The appointment would appear to be something of a consolation prize, coming just days after Leadsom pulled out of the Conservative leadership race and allowed Theresa May to enter No 10 unopposed.

Yet while Leadsom may have been able to twist the truth on her CV in the City, no amount of tampering will improve the agriculture-related side to her record: one barely exists. In fact, recent statements made on the subject have only added to her reputation for vacuous opinion: “It would make so much more sense if those with the big fields do the sheep, and those with the hill farms do the butterflies,” she told an audience assembled for a referendum debate. No matter the livelihoods of thousands of the UK’s hilltop sheep farmers, then? No need for butterflies outside of national parks?

Normally such a lack of experience is unsurprising. The department has gained a reputation as something of a ministerial backwater; a useful place to send problematic colleagues for some sobering time-out.

But these are not normal times.

As Brexit negotiations unfold, Defra will be central to establishing new, domestic policies for UK food and farming; sectors worth around £108bn to the economy and responsible for employing one in eight of the population.

In this context, Leadsom’s appointment seems, at best, a misguided attempt to make the architects of Brexit either live up to their promises or be seen to fail in the attempt.

At worst, May might actually think she is a good fit for the job. Leadsom’s one, water-tight credential – her commitment to opposing restraints on industry – certainly has its upsides for a Prime Minister in need of an alternative to the EU’s Common Agricultural Policy (CAP); a policy responsible for around 40 per cent the entire EU budget.

Why not leave such a daunting task in the hands of someone with an instinct for “abolishing” subsidies  thus freeing up money to spend elsewhere?

As with most things to do with the EU, CAP has some major cons and some equally compelling pros. Take the fact that 80 per cent of CAP aid is paid out to the richest 25 per cent of farmers (most of whom are either landed gentry or vast, industrialised, mega-farmers). But then offset this against the provision of vital lifelines for some of the UK’s most conscientious, local and insecure of food producers.

The NFU told the New Statesman that there are many issues in need of urgent attention; from an improved Basic Payment Scheme, to guarantees for agri-environment funding, and a commitment to the 25-year TB eradication strategy. But that they also hope, above all, “that Mrs Leadsom will champion British food and farming. Our industry has a great story to tell”.

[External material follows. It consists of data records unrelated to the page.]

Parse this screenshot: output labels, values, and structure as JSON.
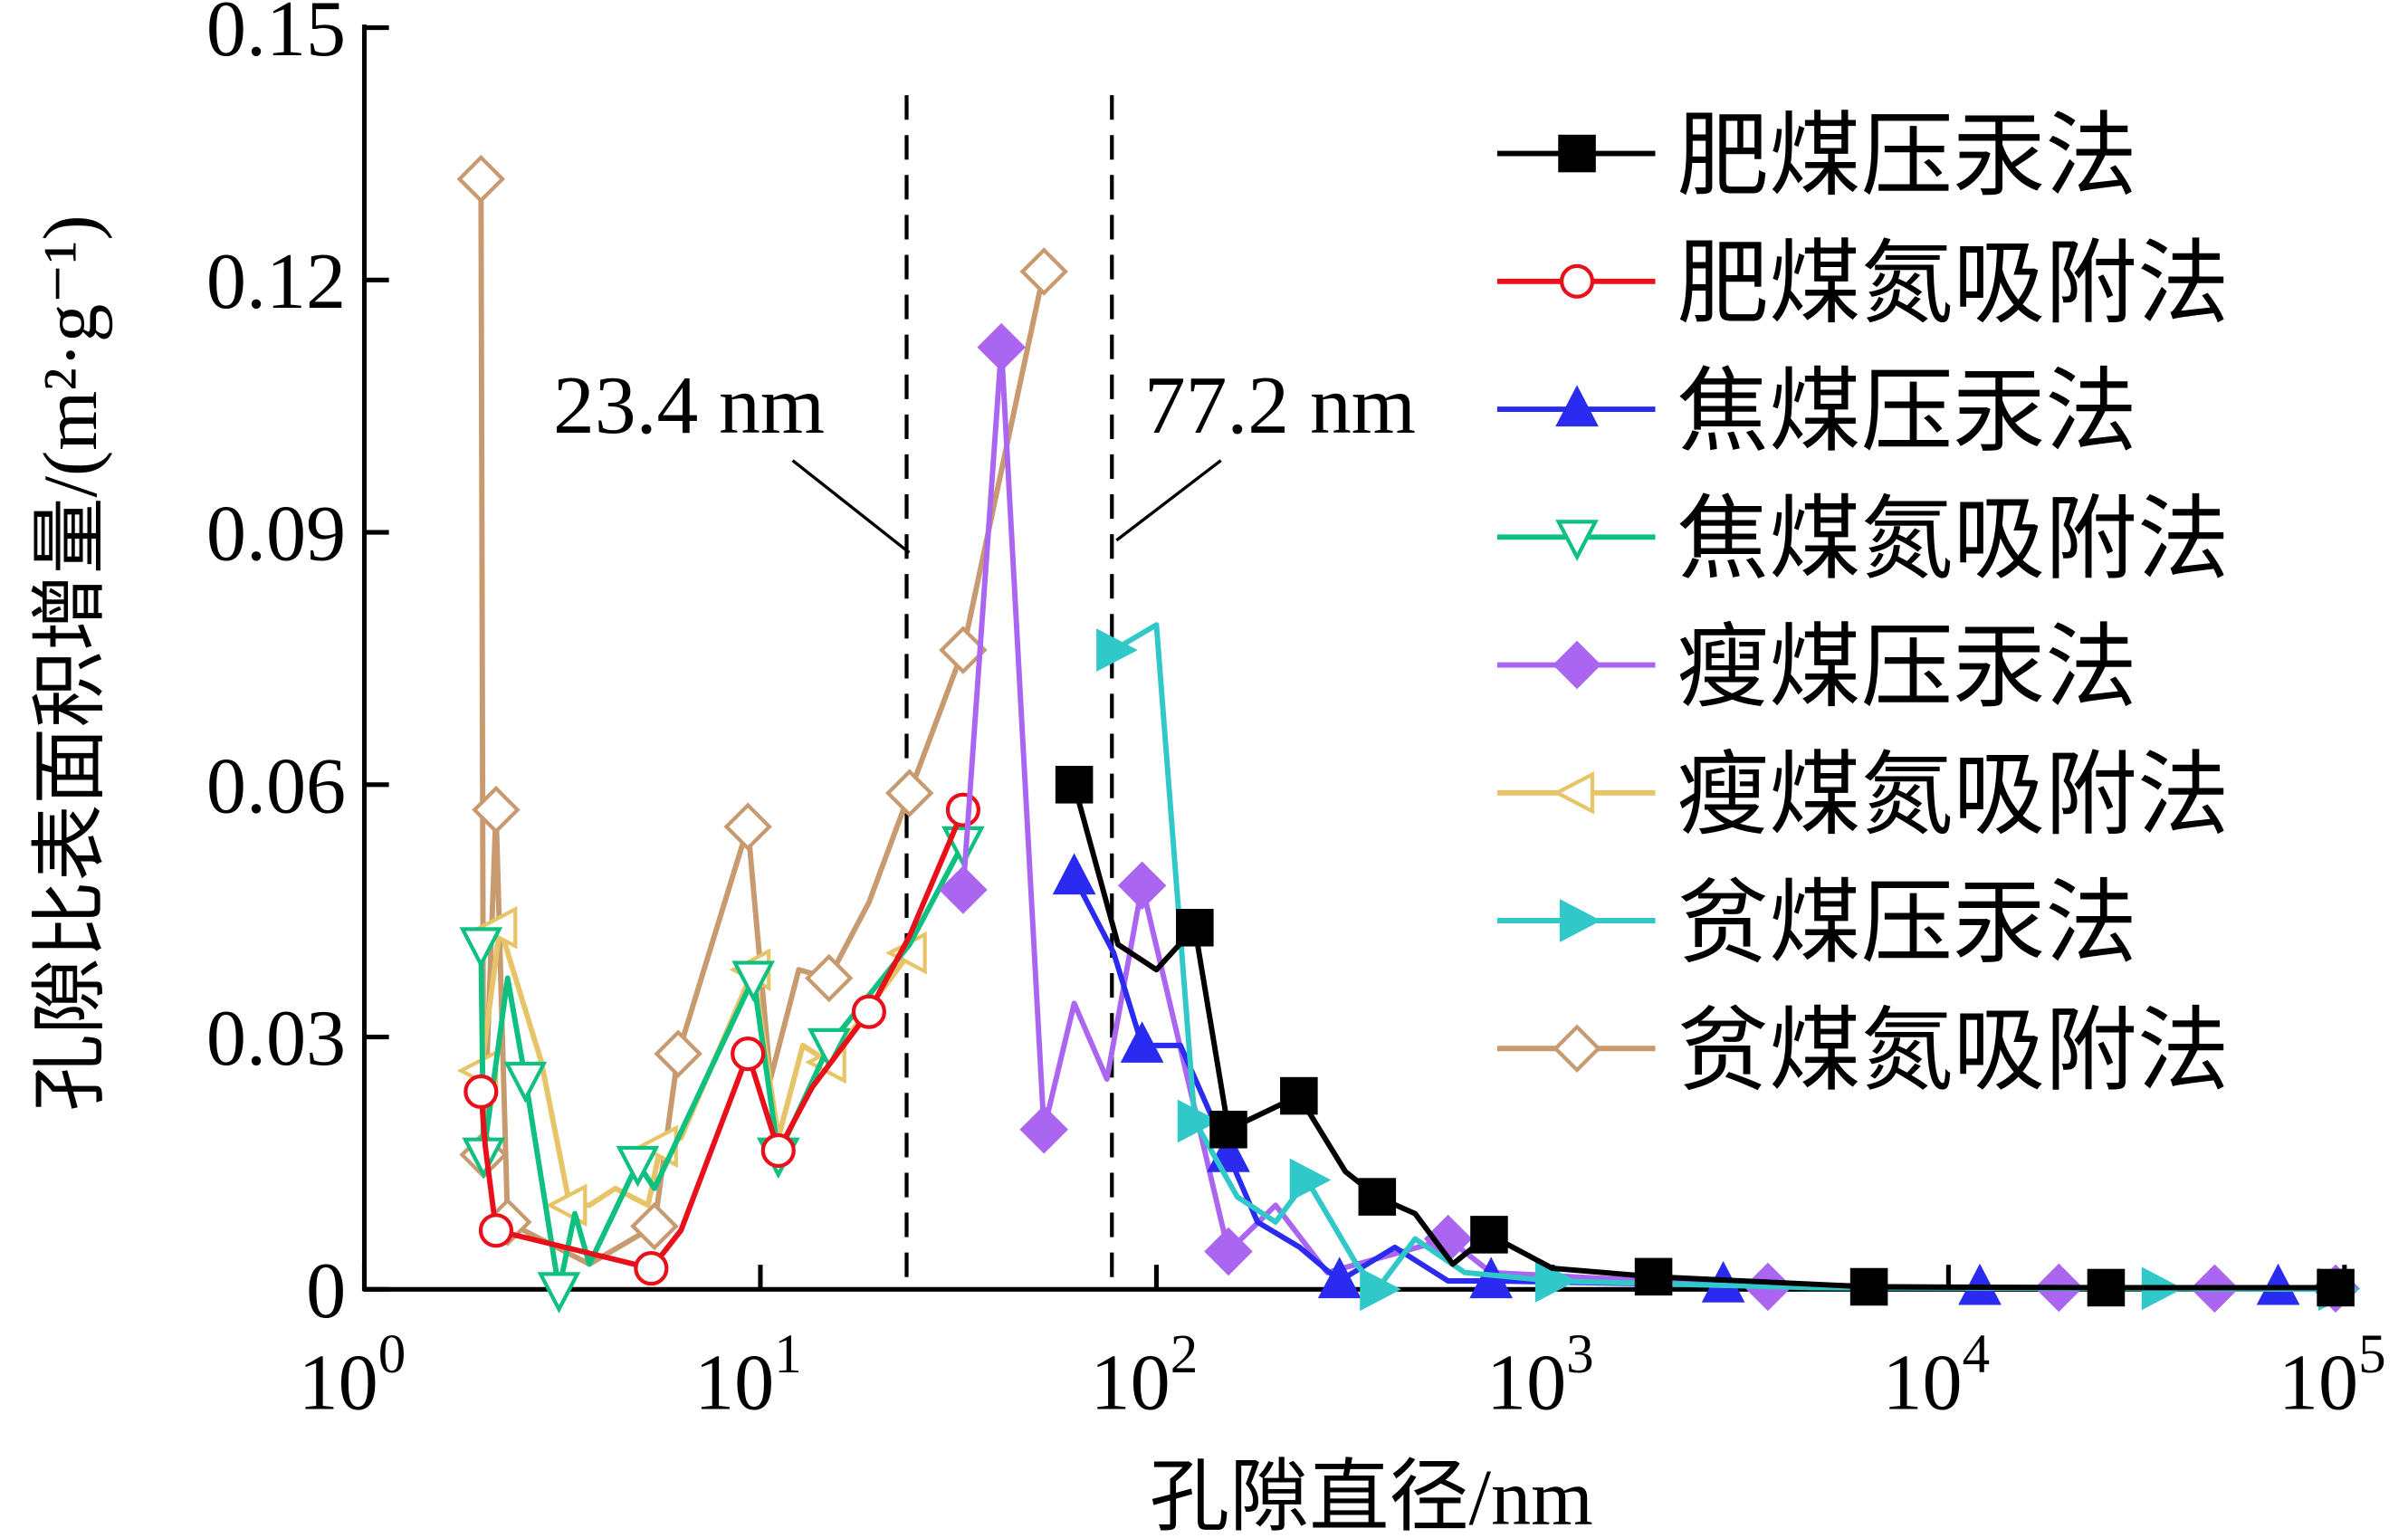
{
  "chart_data": {
    "type": "line",
    "xlabel": "孔隙直径/nm",
    "ylabel": "孔隙比表面积增量/(m²·g⁻¹)",
    "xscale": "log",
    "xlim": [
      1,
      100000
    ],
    "ylim": [
      0,
      0.15
    ],
    "x_ticks": [
      {
        "base": "10",
        "exp": "0",
        "value": 1
      },
      {
        "base": "10",
        "exp": "1",
        "value": 10
      },
      {
        "base": "10",
        "exp": "2",
        "value": 100
      },
      {
        "base": "10",
        "exp": "3",
        "value": 1000
      },
      {
        "base": "10",
        "exp": "4",
        "value": 10000
      },
      {
        "base": "10",
        "exp": "5",
        "value": 100000
      }
    ],
    "y_ticks": [
      "0",
      "0.03",
      "0.06",
      "0.09",
      "0.12",
      "0.15"
    ],
    "grid": false,
    "legend_position": "right",
    "annotations": [
      {
        "label": "23.4 nm",
        "x": 23.4
      },
      {
        "label": "77.2 nm",
        "x": 77.2
      }
    ],
    "point_format": "[x, y, marker_shown]",
    "series": [
      {
        "name": "肥煤压汞法",
        "color": "#000000",
        "marker": "square-filled",
        "points": [
          [
            62,
            0.06,
            1
          ],
          [
            80,
            0.041,
            0
          ],
          [
            100,
            0.038,
            0
          ],
          [
            125,
            0.043,
            1
          ],
          [
            152,
            0.019,
            1
          ],
          [
            229,
            0.023,
            1
          ],
          [
            300,
            0.014,
            0
          ],
          [
            361,
            0.011,
            1
          ],
          [
            450,
            0.009,
            0
          ],
          [
            560,
            0.003,
            0
          ],
          [
            692,
            0.0065,
            1
          ],
          [
            1000,
            0.0025,
            0
          ],
          [
            1800,
            0.0015,
            1
          ],
          [
            6300,
            0.0003,
            1
          ],
          [
            25000,
            0.0002,
            1
          ],
          [
            95000,
            0.0002,
            1
          ]
        ]
      },
      {
        "name": "肥煤氮吸附法",
        "color": "#e8101a",
        "marker": "circle-open",
        "points": [
          [
            1.97,
            0.0235,
            1
          ],
          [
            2.02,
            0.017,
            0
          ],
          [
            2.15,
            0.007,
            1
          ],
          [
            5.3,
            0.0025,
            1
          ],
          [
            6.3,
            0.007,
            0
          ],
          [
            9.3,
            0.028,
            1
          ],
          [
            11.1,
            0.0165,
            1
          ],
          [
            13.5,
            0.024,
            0
          ],
          [
            18.8,
            0.033,
            1
          ],
          [
            23.8,
            0.042,
            0
          ],
          [
            32.5,
            0.057,
            1
          ]
        ]
      },
      {
        "name": "焦煤压汞法",
        "color": "#2a2af0",
        "marker": "triangle-up-filled",
        "points": [
          [
            62,
            0.049,
            1
          ],
          [
            78,
            0.04,
            0
          ],
          [
            92,
            0.029,
            1
          ],
          [
            115,
            0.029,
            0
          ],
          [
            152,
            0.016,
            1
          ],
          [
            180,
            0.008,
            0
          ],
          [
            230,
            0.005,
            0
          ],
          [
            290,
            0.001,
            1
          ],
          [
            400,
            0.005,
            0
          ],
          [
            545,
            0.001,
            0
          ],
          [
            700,
            0.001,
            1
          ],
          [
            2700,
            0.0005,
            1
          ],
          [
            12000,
            0.0002,
            1
          ],
          [
            68000,
            0.0002,
            1
          ],
          [
            95000,
            0.0001,
            0
          ]
        ]
      },
      {
        "name": "焦煤氮吸附法",
        "color": "#10c080",
        "marker": "triangle-down-open",
        "points": [
          [
            1.97,
            0.041,
            1
          ],
          [
            2.0,
            0.016,
            1
          ],
          [
            2.3,
            0.037,
            0
          ],
          [
            2.55,
            0.025,
            1
          ],
          [
            3.1,
            0.0,
            1
          ],
          [
            3.4,
            0.009,
            0
          ],
          [
            3.7,
            0.003,
            0
          ],
          [
            4.9,
            0.015,
            1
          ],
          [
            5.4,
            0.012,
            0
          ],
          [
            9.6,
            0.037,
            1
          ],
          [
            11.1,
            0.016,
            1
          ],
          [
            14.9,
            0.029,
            1
          ],
          [
            23.8,
            0.041,
            0
          ],
          [
            32.5,
            0.053,
            1
          ]
        ]
      },
      {
        "name": "瘦煤压汞法",
        "color": "#aa66f0",
        "marker": "diamond-filled",
        "points": [
          [
            32.5,
            0.0475,
            1
          ],
          [
            40.6,
            0.112,
            1
          ],
          [
            52,
            0.019,
            1
          ],
          [
            62,
            0.034,
            0
          ],
          [
            75,
            0.025,
            0
          ],
          [
            92,
            0.048,
            1
          ],
          [
            152,
            0.0045,
            1
          ],
          [
            200,
            0.01,
            0
          ],
          [
            270,
            0.002,
            0
          ],
          [
            545,
            0.006,
            1
          ],
          [
            700,
            0.002,
            0
          ],
          [
            3500,
            0.0003,
            1
          ],
          [
            19000,
            0.0002,
            1
          ],
          [
            47000,
            0.0001,
            1
          ],
          [
            95000,
            0.0001,
            1
          ]
        ]
      },
      {
        "name": "瘦煤氮吸附法",
        "color": "#e8c468",
        "marker": "triangle-left-open",
        "points": [
          [
            1.97,
            0.026,
            1
          ],
          [
            2.2,
            0.043,
            1
          ],
          [
            2.8,
            0.027,
            0
          ],
          [
            3.3,
            0.01,
            1
          ],
          [
            3.7,
            0.01,
            0
          ],
          [
            4.3,
            0.012,
            0
          ],
          [
            5.2,
            0.01,
            0
          ],
          [
            5.6,
            0.017,
            1
          ],
          [
            6.3,
            0.018,
            0
          ],
          [
            9.6,
            0.038,
            1
          ],
          [
            11.1,
            0.018,
            0
          ],
          [
            12.8,
            0.029,
            0
          ],
          [
            14.9,
            0.027,
            1
          ],
          [
            23.8,
            0.04,
            1
          ]
        ]
      },
      {
        "name": "贫煤压汞法",
        "color": "#30c8c8",
        "marker": "triangle-right-filled",
        "points": [
          [
            78,
            0.076,
            1
          ],
          [
            100,
            0.079,
            0
          ],
          [
            125,
            0.02,
            1
          ],
          [
            160,
            0.011,
            0
          ],
          [
            200,
            0.008,
            0
          ],
          [
            240,
            0.013,
            1
          ],
          [
            320,
            0.003,
            0
          ],
          [
            361,
            0.0,
            1
          ],
          [
            450,
            0.006,
            0
          ],
          [
            600,
            0.002,
            0
          ],
          [
            1000,
            0.001,
            1
          ],
          [
            4500,
            0.0002,
            0
          ],
          [
            34000,
            0.0001,
            1
          ],
          [
            95000,
            0.0,
            1
          ]
        ]
      },
      {
        "name": "贫煤氮吸附法",
        "color": "#c89a70",
        "marker": "diamond-open",
        "points": [
          [
            1.97,
            0.132,
            1
          ],
          [
            2.0,
            0.016,
            1
          ],
          [
            2.15,
            0.057,
            1
          ],
          [
            2.3,
            0.008,
            1
          ],
          [
            3.7,
            0.003,
            0
          ],
          [
            5.4,
            0.0075,
            1
          ],
          [
            6.2,
            0.028,
            1
          ],
          [
            9.3,
            0.055,
            1
          ],
          [
            10.6,
            0.025,
            0
          ],
          [
            12.5,
            0.038,
            0
          ],
          [
            14.9,
            0.037,
            1
          ],
          [
            18.8,
            0.046,
            0
          ],
          [
            23.8,
            0.059,
            1
          ],
          [
            32.5,
            0.076,
            1
          ],
          [
            52,
            0.121,
            1
          ]
        ]
      }
    ]
  }
}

The construction of a new domestic agricultural policy is a once-in-a-generation opportunity for Britain to truly decide where its priorities for food and environment lie, as well as to which kind of farmers (as well as which countries) it wants to delegate their delivery.

In the context of so much uncertainty and such great opportunity, Leadsom has a tough job ahead of her. And no amount of “speaking as a mother” will change that.

India Bourke is the New Statesman's editorial assistant.